Septembre.—L'envahisseur réquisitionne à tour de bras et impose aux villes de lourds tributs payables en métal.—Malaise monétaire. Renchérissement général, déterminé par le fait que l'ennemi abroge les restrictions imposées par l'autorité belge, ce dont notre commerce s'empresse de profiter!—Von der Goltz affiche que la rupture d'un fil de téléphone ou télégraphe, partout où les troupes en installent, entraînera le paiement d'une amende par les habitants, «qu'ils soient coupables ou non»!—Usage des véhicules contrôlé; tramways vicinaux supprimés. Ces ordonnances ont pour effet d'étendre le chômage.—Le régime des «bons de guerre» fait faire la grimace aux marchands.—Von der Goltz ordonne le paiement des contributions, patentes, etc., à la caisse allemande! La farine manque dans la moitié du pays où les barbares sont passés; cette disette s'étendra à mesure que l'invasion s'avancera.
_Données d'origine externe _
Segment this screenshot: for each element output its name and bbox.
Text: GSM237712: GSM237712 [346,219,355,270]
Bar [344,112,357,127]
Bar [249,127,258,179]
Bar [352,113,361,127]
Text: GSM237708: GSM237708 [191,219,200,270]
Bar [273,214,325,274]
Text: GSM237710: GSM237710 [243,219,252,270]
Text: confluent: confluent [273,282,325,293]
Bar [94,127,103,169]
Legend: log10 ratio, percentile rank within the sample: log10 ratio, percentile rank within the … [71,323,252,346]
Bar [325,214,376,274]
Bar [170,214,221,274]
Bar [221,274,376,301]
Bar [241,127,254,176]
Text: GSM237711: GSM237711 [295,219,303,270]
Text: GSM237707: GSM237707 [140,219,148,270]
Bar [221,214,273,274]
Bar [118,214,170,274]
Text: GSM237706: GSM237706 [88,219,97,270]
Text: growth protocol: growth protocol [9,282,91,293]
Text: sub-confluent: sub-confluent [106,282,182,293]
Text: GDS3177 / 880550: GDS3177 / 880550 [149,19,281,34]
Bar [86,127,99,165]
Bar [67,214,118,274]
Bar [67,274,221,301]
Octobre.—Von der Goltz se plaint d'attentats contre les communications militaires; il prend des otages partout où ces faits sont constatés et annonce que, s'ils se renouvellent, ces malheureux seront passés par les armes «qu'ils soient coupables ou non»!—Bicyclettes proscrites.—Défense de laisser sortir les pigeons.—Abondantes rafles de chevaux et de vivres.—Le Gouvernement usurpateur place sous les lois de la guerre les Belges nés en 1894, 1895 et 1896; si ces jeunes gens quittent le pays, «leurs parents répondront d'eux avec leur propre vie»!—Pénurie de farines. L'intendance prussienne enlève les réserves des villes et les récoltes des campagnes; cela pousse des Belges à dissimuler des stocks; voilà l'origine de déplorables accaparements.—L'automobile proscrite à son tour, le ravitaillement devient extrêmement difficile: famine dans nos provinces; à Bruxelles même, des boulangeries se ferment.—Des courtiers d'outre-Rhin font leur réapparition et s'efforcent de renouer des relations d'affaires! Beaucoup d'exportations industrielles sont frappées d'interdiction... pour les Belges!—La monnaie allemande est imposée au cours de 1 f 25 le mark 74.—Les espions organisent la chasse aux apporteurs de fonds destinés aux familles de soldats, aux agents de l'État, etc. Les pensionnés ne touchent plus leur dû; des fonctionnaires se trouvent à bout de ressources, la gêne se généralise.—Entrés à Anvers, les Prussiens y dévalisent les entrepôts particuliers, en violation du Droit. Ce butin est pour l'Allemagne (valeur: 1 demi-milliard)!—Von der Goltz a proclamé sa volonté de «consolider la vie économique du pays». A ces paroles, il suffit d'opposer ses actes!—Pour remédier au paupérisme qui ne fait qu'empirer, s'est fondé, à Bruxelles, le Comité de secours et d'alimentation. Après avoir créé la «Soupe communale», il organise le ravitaillement du Brabant.—A la suite du licenciement de la garde civique, on s'attend à une certaine amélioration des affaires. Mais le Prussien somme les gardes civiques de se soumettre à son contrôle, ce qui empêche les retours espérés. Déplacements interdits dans toutes les directions, excepté Liège et le Limbourg.—Les produits d'imprimerie, les théâtres, etc., sont soumis à la censure.—Anvers doit verser aux spoliateurs une contribution de guerre de 50 millions; ce même chiffre est définitivement arrêté pour Bruxelles; Liège a payé 30 millions; et ainsi de suite!